Former mayor Edward Koch, who presided over New York City during the turbulent late 1970s and '80s and came to personify the city with his wry and outspoken style, died on Friday at the age of 88, his spokesman said.
As mayor from 1978 to 1989, the forceful, quick-witted Koch, with his trademark phrase "How'm I Doing?," was a polarizing figure and the city's constant promoter.
Koch died of congestive heart failure at about 2 a.m. (0700 GMT) at New York-Presbyterian hospital after a year of repeated hospitalizations, the spokesman for Koch said.
Koch, who comes from a family of conservative Jews, was a strong supporter of Israel. In an opinion piece he wrote for The Jerusalem Post in April 2010 Koch declared, "my support for the Jewish state has been long and steadfast."
Stressing the importance of the State of Israel, Koch wrote, "I have also long been cognizant of the fact that every night when I went to sleep in safety, there were Jewish communities around the world in danger. And there was one country, Israel, that would give them sanctuary and would send its soldiers to deliver them from evil, as it did at Entebbe in 1976."
Koch also wrote a regular blog on The Jerusalem Post, where he discussed the US-Israel relations among other topics.
The National Jewish Democratic Council (NJDC) mourned Koch's passing, saying the American Jewish community will not be the same without Koch's vocal advocacy for the US-Israel relationship.
Koch was credited with lifting New York from crushing economic crises to a level of prosperity that was the envy of other US cities. Under his leadership, the city regained its fiscal footing and undertook a building renaissance.
But his three terms in office were also marked by racial tensions, corruption among many of his political cronies, the rise in AIDS and HIV, homelessness and a high crime rate. In 1989, he lost the Democratic nomination for what would have been a record fourth term as mayor.
New York Mayor Michael Bloomberg said the flags at all city buildings would fly at half-staff in Koch's memory.
"In elected office and as a private citizen, he was our most tireless, fearless, and guileless civic crusader," Bloomberg said. "His spirit will live on not only here at City Hall, and not only on the bridge the bears his name, but all across the five boroughs."
Born into a Jewish immigrant family in the Bronx on December 12, 1924, Edward Irving Koch went on to attend City College and later earn a law degree from New York University.
He entered politics in the 1950s in Manhattan's Greenwich Village neighborhood, winning a seat on the city council, and later went to Washington, where he served four terms in the US House of Representatives.
In 1977, he made a second attempt running for mayor of New York City, and proved to be an agile campaigner. To combat rumors he was gay, former beauty queen Bess Myerson began appearing by his side at campaign events.
Koch later admitted the two were never romantically linked. Koch remained a bachelor all his life and refused to answer questions about his sexuality even in his later years.
After two successful terms in office - he was returned for a third term with 70 percent of the vote - Koch's star had began to fade.

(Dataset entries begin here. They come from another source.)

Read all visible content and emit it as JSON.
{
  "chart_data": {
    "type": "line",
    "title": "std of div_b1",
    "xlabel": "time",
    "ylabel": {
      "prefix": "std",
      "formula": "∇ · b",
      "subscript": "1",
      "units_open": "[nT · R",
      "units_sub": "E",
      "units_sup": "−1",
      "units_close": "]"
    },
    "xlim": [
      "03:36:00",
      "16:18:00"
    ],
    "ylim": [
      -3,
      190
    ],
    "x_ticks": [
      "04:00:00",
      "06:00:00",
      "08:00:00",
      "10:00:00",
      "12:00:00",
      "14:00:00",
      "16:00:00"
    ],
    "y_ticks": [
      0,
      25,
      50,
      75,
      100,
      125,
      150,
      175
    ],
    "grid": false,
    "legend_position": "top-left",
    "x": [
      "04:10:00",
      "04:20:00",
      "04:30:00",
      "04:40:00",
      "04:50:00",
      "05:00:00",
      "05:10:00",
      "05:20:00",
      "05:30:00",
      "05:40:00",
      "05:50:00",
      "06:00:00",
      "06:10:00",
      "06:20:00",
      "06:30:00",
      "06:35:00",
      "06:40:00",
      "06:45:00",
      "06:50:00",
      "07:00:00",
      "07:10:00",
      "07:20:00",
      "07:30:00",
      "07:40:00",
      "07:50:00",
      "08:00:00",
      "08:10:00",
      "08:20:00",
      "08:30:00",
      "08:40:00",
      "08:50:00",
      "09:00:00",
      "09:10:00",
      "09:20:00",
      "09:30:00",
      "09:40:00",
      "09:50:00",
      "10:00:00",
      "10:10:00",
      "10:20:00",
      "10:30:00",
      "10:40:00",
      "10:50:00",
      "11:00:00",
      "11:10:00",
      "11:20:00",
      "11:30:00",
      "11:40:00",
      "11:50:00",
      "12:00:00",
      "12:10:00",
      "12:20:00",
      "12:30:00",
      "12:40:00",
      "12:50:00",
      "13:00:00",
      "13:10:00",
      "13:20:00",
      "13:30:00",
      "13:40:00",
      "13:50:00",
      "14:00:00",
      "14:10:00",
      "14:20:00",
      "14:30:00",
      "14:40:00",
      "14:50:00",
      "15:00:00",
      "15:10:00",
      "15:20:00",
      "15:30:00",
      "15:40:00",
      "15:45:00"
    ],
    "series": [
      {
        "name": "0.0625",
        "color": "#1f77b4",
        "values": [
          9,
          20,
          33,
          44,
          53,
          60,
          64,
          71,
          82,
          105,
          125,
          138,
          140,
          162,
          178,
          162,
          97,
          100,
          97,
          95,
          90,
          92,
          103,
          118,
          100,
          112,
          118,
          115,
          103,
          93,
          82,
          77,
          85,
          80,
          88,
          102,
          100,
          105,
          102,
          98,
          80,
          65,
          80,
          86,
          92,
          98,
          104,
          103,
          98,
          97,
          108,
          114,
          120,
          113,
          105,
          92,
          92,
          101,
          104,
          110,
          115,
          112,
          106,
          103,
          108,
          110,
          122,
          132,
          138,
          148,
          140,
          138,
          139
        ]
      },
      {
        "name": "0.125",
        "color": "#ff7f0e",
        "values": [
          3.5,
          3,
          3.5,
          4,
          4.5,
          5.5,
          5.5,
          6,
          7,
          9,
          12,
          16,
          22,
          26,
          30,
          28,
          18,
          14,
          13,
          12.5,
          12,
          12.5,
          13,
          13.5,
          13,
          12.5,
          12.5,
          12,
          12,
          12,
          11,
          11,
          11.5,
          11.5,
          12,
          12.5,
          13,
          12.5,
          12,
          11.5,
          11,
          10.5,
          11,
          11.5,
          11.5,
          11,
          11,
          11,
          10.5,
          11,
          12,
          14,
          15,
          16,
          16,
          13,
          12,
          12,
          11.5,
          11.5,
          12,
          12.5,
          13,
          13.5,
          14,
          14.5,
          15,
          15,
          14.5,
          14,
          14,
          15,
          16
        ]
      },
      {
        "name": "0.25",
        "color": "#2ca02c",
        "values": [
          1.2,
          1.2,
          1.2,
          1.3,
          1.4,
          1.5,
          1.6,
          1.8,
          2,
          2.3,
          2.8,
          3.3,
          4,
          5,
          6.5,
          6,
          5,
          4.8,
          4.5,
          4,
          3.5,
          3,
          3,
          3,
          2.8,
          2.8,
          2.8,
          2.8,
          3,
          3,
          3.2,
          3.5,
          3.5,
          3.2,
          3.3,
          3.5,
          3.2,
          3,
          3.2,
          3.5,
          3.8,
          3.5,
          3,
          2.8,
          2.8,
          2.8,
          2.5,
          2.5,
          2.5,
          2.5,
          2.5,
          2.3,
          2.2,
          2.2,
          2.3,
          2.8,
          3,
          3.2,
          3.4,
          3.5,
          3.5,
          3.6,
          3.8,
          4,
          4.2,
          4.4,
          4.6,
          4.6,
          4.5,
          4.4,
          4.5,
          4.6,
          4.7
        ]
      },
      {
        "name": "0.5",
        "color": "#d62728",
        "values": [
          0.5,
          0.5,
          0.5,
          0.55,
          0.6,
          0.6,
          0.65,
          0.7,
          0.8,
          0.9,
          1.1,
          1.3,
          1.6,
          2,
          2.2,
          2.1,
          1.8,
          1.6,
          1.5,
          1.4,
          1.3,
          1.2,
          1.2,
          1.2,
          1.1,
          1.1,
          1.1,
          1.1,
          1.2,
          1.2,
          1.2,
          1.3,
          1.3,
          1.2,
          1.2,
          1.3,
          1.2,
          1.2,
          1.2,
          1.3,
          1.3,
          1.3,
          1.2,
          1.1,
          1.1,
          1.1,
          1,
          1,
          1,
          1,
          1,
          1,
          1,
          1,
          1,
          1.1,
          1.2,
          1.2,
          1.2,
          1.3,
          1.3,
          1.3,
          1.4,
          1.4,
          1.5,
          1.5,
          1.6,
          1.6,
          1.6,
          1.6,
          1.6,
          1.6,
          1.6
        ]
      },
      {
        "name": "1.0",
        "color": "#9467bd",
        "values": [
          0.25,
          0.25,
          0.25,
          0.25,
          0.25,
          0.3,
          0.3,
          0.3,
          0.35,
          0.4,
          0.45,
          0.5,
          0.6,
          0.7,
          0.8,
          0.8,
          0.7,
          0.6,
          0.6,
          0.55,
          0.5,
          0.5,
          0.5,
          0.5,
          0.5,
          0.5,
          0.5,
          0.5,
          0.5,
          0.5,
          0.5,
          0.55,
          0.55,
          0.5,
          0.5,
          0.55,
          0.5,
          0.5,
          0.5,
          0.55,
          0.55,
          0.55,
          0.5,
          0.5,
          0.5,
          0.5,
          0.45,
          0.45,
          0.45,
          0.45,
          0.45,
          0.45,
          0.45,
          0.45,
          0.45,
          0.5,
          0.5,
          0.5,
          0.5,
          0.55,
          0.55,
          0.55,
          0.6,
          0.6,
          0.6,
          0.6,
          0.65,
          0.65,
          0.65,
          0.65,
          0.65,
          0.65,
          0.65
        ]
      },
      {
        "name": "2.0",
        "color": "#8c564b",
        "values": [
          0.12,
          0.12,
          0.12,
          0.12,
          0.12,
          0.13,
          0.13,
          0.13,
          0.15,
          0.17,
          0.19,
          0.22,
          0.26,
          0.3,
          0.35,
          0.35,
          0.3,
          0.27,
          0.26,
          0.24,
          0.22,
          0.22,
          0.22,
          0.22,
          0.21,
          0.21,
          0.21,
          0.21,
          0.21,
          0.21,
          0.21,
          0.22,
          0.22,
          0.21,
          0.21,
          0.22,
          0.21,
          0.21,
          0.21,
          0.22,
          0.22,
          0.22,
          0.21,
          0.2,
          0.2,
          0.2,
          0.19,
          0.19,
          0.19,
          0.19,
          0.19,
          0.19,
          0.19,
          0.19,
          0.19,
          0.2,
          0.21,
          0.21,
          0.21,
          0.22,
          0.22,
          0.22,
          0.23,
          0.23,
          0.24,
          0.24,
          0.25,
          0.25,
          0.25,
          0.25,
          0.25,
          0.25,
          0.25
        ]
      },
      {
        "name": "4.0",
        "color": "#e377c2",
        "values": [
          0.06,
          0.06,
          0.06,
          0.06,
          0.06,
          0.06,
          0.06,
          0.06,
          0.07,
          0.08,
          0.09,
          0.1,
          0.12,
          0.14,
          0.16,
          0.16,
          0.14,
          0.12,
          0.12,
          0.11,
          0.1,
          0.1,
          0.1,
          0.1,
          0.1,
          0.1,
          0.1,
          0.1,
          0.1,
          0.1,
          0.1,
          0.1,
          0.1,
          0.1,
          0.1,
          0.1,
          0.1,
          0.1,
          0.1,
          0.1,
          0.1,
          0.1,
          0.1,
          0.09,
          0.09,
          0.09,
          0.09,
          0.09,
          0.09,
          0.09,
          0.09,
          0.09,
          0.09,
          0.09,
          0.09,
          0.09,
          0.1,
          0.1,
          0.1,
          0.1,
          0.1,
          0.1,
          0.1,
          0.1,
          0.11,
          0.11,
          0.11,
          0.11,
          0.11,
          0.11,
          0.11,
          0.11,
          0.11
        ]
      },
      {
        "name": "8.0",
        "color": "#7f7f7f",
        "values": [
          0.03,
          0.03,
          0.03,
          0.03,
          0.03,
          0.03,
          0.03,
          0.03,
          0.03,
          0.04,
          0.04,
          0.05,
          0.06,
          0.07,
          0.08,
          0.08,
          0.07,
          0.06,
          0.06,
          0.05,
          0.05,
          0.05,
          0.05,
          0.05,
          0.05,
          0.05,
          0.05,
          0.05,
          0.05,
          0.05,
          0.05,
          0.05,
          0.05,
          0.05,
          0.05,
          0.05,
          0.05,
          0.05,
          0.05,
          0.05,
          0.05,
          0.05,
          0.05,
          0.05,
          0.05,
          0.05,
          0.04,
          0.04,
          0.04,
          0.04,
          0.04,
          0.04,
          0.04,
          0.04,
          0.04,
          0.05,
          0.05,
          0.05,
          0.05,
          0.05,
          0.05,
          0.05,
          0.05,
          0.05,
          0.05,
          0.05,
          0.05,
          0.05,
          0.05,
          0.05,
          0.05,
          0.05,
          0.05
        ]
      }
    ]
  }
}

A corruption scandal involving his ally, Queens Borough President Donald Manes, never implicated Koch, but it damaged his reputation with voters.
Koch's attempt at a fourth term failed when he lost his party's nomination to Manhattan borough president David Dinkins, a man as quiet and deliberative as Koch was bold and abrasive. Dinkins would go on to be the city's first black mayor.
After leaving office, Koch wrote articles on everything from Middle East politics to movie reviews, hosted a radio show and served as a judge on television's The People's Court.
He has remained a formidable figure in New York politics, endorsing candidates and offering political commentary on the local NY1 TV station. He has been a strong ally of New York's current mayor, Michael Bloomberg, and in 2010 he formed New York Uprising, a political action committee designed to fight corruption in state politics.
US President Barack Obama expressed condolences over Koch's death, calling him a "quintessential New Yorker" and an "extraordinary mayor."
"[Koch's] energy, force of personality, and commitment to causes ranging from civic issues to the security of the state of Israel always informed and enlivened the public discourse," he said. "Michelle and I send our thoughts and prayers to Ed’s loved ones, and to the city that survives him."